January 2024 Maintenace Completed
The January 2024 maintenance has been completed, and all services have resumed.
Software changes
- Python: all pre-configured environments have been rebuilt from scratch. All of them are now based off Python 3.11. The preconfigured PyTorch environment now supports vLLM for fast large language model inference.
- MATLAB: the most up-to-date version of MATLAB 2023a has been installed.
- R: R (CRAN) has been updated to 4.3.2 while R (Conda) has been updated to 4.3.1. All preinstalled packages updated. Julia: Julia 1.10 installed. We now support the use of the Stata Julia plugin.
- OS: we were not able to upgrade to Ubuntu 22.04 LTS due to a compatibility issue with our network cards. We will attempt the upgrade again after we upgrade the cluster’s network to 200G Infiniband next summer.
Hardware changes
- AMD Zen 4 nodes:* SCRP is the first academic cluster in Hong Kong to offer the latest AMD Zen 4 CPUs, in the form of EPYC 9654 96-core CPUs and Ryzen 7950X 16-core CPUs, both of which are among the most powerful CPUs currently in production.
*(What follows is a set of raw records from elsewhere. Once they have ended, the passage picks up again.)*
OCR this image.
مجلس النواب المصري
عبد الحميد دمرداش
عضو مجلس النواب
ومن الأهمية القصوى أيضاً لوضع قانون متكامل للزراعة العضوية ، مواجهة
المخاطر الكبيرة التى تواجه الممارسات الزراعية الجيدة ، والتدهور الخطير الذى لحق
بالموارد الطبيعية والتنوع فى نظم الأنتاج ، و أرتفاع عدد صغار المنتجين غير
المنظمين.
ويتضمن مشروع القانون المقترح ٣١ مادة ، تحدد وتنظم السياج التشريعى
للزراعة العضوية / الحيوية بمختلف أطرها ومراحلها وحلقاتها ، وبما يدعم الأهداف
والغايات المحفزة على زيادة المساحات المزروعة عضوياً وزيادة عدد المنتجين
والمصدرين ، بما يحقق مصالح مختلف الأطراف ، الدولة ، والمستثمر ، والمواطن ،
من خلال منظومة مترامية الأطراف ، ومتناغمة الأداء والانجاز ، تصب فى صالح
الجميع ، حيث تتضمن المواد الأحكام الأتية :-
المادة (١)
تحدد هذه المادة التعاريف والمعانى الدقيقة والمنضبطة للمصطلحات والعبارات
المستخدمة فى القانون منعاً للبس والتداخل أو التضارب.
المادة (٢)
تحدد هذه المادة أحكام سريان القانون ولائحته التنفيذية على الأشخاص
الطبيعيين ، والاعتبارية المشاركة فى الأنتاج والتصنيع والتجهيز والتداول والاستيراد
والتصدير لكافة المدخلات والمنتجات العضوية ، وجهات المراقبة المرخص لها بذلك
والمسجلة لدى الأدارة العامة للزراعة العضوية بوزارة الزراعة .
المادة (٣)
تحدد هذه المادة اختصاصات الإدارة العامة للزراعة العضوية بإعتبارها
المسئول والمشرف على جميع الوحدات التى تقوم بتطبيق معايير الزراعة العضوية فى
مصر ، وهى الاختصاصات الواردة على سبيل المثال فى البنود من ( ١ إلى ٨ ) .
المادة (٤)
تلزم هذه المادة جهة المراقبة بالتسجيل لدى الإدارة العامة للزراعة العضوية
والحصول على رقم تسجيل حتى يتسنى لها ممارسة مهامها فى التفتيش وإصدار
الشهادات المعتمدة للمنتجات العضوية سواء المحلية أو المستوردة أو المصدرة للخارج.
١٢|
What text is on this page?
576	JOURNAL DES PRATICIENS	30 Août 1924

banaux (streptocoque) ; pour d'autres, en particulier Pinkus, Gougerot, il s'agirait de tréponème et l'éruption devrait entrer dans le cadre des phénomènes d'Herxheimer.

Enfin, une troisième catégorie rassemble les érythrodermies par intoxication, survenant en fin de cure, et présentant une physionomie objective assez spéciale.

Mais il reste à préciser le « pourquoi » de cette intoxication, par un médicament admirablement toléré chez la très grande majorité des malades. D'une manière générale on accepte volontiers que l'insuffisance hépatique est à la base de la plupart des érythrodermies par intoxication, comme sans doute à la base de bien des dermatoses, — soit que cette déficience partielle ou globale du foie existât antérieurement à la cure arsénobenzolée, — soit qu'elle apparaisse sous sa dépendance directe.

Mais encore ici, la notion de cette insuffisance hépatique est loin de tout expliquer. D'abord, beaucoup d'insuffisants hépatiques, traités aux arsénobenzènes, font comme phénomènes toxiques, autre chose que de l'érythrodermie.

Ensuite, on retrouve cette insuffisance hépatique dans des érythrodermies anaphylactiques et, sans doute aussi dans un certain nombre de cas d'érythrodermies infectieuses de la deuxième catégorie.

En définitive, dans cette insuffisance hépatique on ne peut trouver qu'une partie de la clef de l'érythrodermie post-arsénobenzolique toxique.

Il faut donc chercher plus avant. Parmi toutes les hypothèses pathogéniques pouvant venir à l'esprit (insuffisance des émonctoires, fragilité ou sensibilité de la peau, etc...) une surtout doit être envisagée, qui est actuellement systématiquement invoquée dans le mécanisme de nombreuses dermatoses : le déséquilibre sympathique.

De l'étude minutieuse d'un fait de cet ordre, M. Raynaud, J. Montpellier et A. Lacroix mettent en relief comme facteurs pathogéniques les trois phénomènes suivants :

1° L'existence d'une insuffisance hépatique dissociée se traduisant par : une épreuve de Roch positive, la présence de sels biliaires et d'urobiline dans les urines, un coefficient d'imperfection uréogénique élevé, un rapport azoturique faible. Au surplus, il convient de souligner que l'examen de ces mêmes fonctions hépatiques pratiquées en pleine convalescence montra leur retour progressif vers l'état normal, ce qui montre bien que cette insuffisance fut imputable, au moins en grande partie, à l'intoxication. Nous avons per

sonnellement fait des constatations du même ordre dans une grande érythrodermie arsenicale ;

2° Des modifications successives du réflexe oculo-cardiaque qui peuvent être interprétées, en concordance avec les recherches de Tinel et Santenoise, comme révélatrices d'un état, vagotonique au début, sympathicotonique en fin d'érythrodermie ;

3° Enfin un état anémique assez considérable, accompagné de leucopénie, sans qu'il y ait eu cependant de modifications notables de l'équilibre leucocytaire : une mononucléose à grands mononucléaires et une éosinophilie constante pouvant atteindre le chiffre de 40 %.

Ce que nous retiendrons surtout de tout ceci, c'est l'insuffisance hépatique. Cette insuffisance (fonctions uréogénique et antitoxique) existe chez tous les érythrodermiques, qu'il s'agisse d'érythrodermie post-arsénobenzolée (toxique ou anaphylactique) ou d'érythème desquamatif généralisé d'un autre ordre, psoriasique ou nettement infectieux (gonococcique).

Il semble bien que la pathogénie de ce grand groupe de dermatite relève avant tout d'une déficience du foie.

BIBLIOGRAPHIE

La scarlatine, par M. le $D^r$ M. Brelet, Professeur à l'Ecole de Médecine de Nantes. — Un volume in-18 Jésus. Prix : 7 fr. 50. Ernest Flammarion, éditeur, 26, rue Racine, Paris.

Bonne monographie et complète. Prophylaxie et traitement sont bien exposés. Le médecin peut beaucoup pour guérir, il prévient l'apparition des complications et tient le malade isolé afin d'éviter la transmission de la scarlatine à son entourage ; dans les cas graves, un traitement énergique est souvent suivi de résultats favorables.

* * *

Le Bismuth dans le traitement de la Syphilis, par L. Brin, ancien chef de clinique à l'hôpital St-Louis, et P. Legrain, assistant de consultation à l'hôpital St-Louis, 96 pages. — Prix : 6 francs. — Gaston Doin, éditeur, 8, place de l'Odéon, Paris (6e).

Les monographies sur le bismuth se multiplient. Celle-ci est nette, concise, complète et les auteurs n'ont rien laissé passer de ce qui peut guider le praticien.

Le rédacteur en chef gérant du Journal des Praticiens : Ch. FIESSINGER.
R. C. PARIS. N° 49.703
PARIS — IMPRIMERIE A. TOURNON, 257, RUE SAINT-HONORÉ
- Node-7 offers 192 cores and 1.5TB DDR5 RAM,
- Node-14 offers 96 cores and 750GB DDR5 RAM.
- Node-[15-17] offers 16 cores and 124GB DDR5 RAM.
- Distributed storage: the migration to our third-generation distributed storage system has completed. The new system provides better redundancy and a potential capacity of up to 170TB. The old distributed storage is mounted as /data-old and will be available for one month, after which it will be taken offline.
Know issues
- Node-6’s GPUs are not working.
- Node-14’s internet access is not working, and as a consequence, MATLAB cannot run.
These issues are expected to be resolved on Monday.